En Washington se reflexiona al respecto: “La producción de Colombia es sólo parte del problema. Debemos enfocarnos en coordinar mejor la lucha contra el narcotráfico en el hemisferio e intensificar los esfuerzos para hacer frente a la inmensa demanda de drogas ilegales en los Estados Unidos”, le dijo a El Espectador el representante demócrata Elliot Engel, presidente del Subcomité del Hemisferio Occidental de la Cámara de Representantes de Estados Unidos.
Desde este principio, Engel propuso la creación de un comité que se encargue de repensar la estrategia antidrogas de Estados Unidos. Ya fue aprobado por la Cámara, pero falta el Senado. “Esto significa no sólo mejorar lo que se ha hecho, sino aumentar la inversión en programas y tratamientos de prevención de consumo en Estados Unidos. Creo que el futuro de los esfuerzos antinarcóticos en Colombia y el hemisferio se beneficiarían con un pensamiento fresco”, recalcó.
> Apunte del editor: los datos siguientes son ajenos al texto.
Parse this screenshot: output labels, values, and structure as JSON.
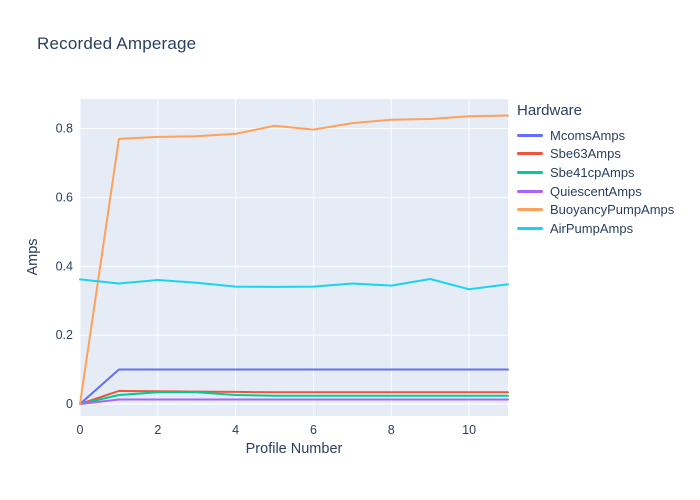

Críticos del Plan Colombia, como la Oficina de Washington para América Latina (Wola, por sus siglas en inglés), afirman que el exceso de poder que han obtenido las Fuerzas Armadas se ha cristalizado en violaciones a los derechos humanos, aún sin resolver, como los llamados falsos positivos; el daño ambiental que han causado las fumigaciones con glifosato son incalculables y los cuatro millones de desplazados que ha dejado el conflicto son manchas que impiden cualquier aplauso.
Diez años después, Colombia se prepara para una nueva fase. Una en la que se logre la colaboración con los vecinos en la lucha contra las drogas y contra el miedo; y una fase en la que se logre consolidar la presencia del Estado más allá del poderío militar. Un Estado que empiece a tejer un camino para la paz.